The mean transit time of a tracer through a sample of tissue is a quantitative marker most closely related to regional tissue blood flow. Therefore, an accurate estimation of the mean time of transit of an ultrasonic tracer through a sample of myocardial tissue, obtained by contrast echocardiography, may provide a quantitative noninvasive estimate of myocardial perfusion. We hereby present an algorithm for the determination of the mean transit time by computerized analysis of a series of contrast-enhanced echocardiographic images. The algorithm comprises the evaluation of the echocardiographic impulse response function of a selected region of interest, using a deconvolution technique based on a fast Fourier transform and a frequency domain division of the videointensities measured in the sample, by that measured in a predetermined reference region. An extensive computer simulation study was designed to facilitate the optimization of the steps of analysis. We present the results of the evaluation study performed in order to assess the accuracy of the procedure in computer-simulated echocardiographic images. Within a wide range of parameters chosen to define these functions, the analysis is shown to be essentially independent of the rise and decay times of the impulse response function of the tissue sample as well as of the simulated intensities. The effects of random noise introduced into the simulated intensity curves and of their variable width were investigated. The mean transit time was found to be accurately evaluated within about 10% of error for the variety of widths and noise levels permitted. The reconvolution error did not correlate with the accuracy of the evaluation of the mean transit time, indicating that the reconvolution error cannot be used as an estimate of the accuracy of the procedure. The numerical methods and the results of the computer study are discussed in detail. The approach is proposed to be used as part of a more general technique for the quantitative measurement of regional myocardial tissue blood flow.
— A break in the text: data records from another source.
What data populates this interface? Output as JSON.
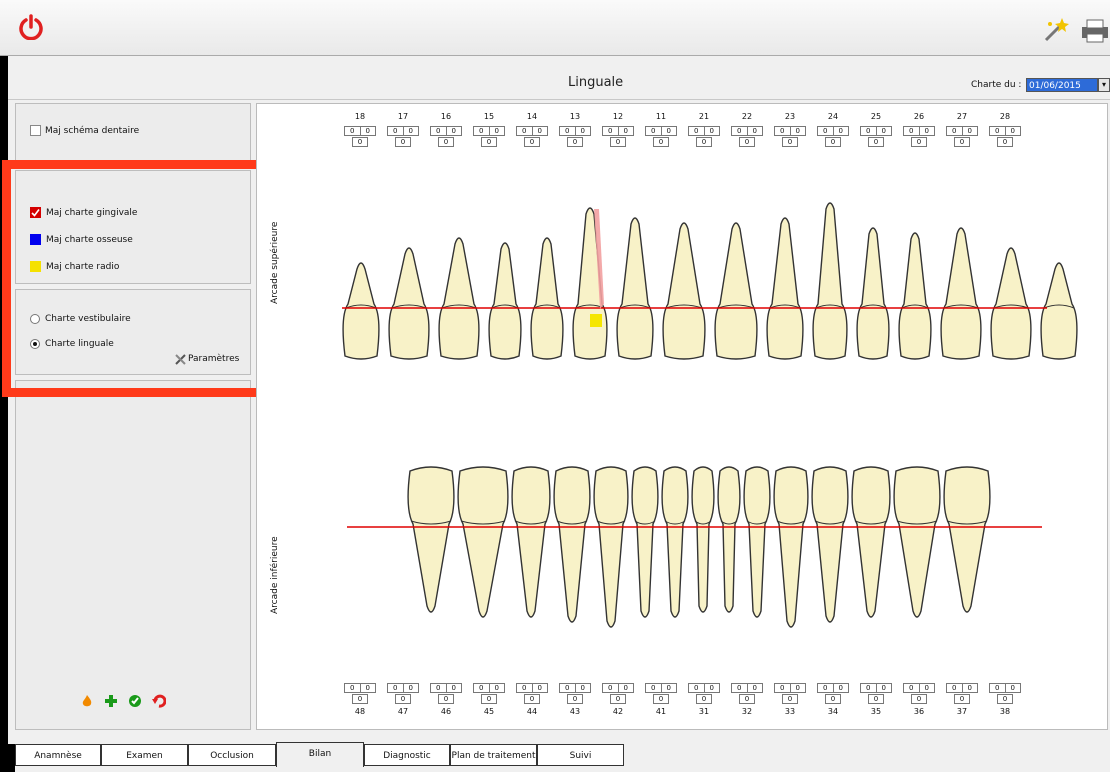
{
  "header": {
    "title": "Linguale",
    "charte_label": "Charte du :",
    "date_value": "01/06/2015"
  },
  "sidebar": {
    "maj_schema": "Maj schéma dentaire",
    "charts": [
      {
        "label": "Maj charte gingivale",
        "color": "#d40000",
        "checked": true
      },
      {
        "label": "Maj charte osseuse",
        "color": "#0000ee"
      },
      {
        "label": "Maj charte radio",
        "color": "#f5e100"
      }
    ],
    "radio": [
      {
        "label": "Charte vestibulaire",
        "selected": false
      },
      {
        "label": "Charte linguale",
        "selected": true
      }
    ],
    "params_label": "Paramètres"
  },
  "upper_teeth": [
    "18",
    "17",
    "16",
    "15",
    "14",
    "13",
    "12",
    "11",
    "21",
    "22",
    "23",
    "24",
    "25",
    "26",
    "27",
    "28"
  ],
  "lower_teeth": [
    "48",
    "47",
    "46",
    "45",
    "44",
    "43",
    "42",
    "41",
    "31",
    "32",
    "33",
    "34",
    "35",
    "36",
    "37",
    "38"
  ],
  "measure_value": "0",
  "arcade": {
    "upper": "Arcade supérieure",
    "lower": "Arcade inférieure"
  },
  "tabs": [
    "Anamnèse",
    "Examen",
    "Occlusion",
    "Bilan",
    "Diagnostic",
    "Plan de traitement",
    "Suivi"
  ],
  "active_tab": "Bilan"
}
示踪剂通过组织样本的平均通过时间是与局部组织血流最密切相关的定量指标。因此,通过对比超声心动图获得的超声示踪剂通过心肌组织样本的平均通过时间的准确估计,可能提供心肌灌注的定量无创估计。我们在此提出一种通过对一系列对比增强超声心动图图像进行计算机分析来确定平均通过时间的算法。该算法包括使用基于快速傅里叶变换的反卷积技术和对样本中测量的视频强度与在预定参考区域中测量的视频强度进行频域划分,来评估感兴趣选定区域的超声心动图脉冲响应函数。设计了一项广泛的计算机模拟研究,以促进分析步骤的优化。我们展示了为评估该程序在计算机模拟超声心动图图像中的准确性而进行的评估研究结果。在所选择的用于定义这些函数的广泛参数范围内,分析显示基本上与组织样本脉冲响应函数的上升和衰减时间以及模拟强度无关。研究了引入到模拟强度曲线中的随机噪声及其可变宽度的影响。对于所允许的各种宽度和噪声水平,发现平均通过时间在约10%的误差范围内得到准确评估。反卷积误差与平均通过时间评估的准确性不相关,这表明反卷积误差不能用作该程序准确性的估计。详细讨论了数值方法和计算机研究结果。该方法被提议用作更通用的局部心肌组织血流定量测量技术的一部分。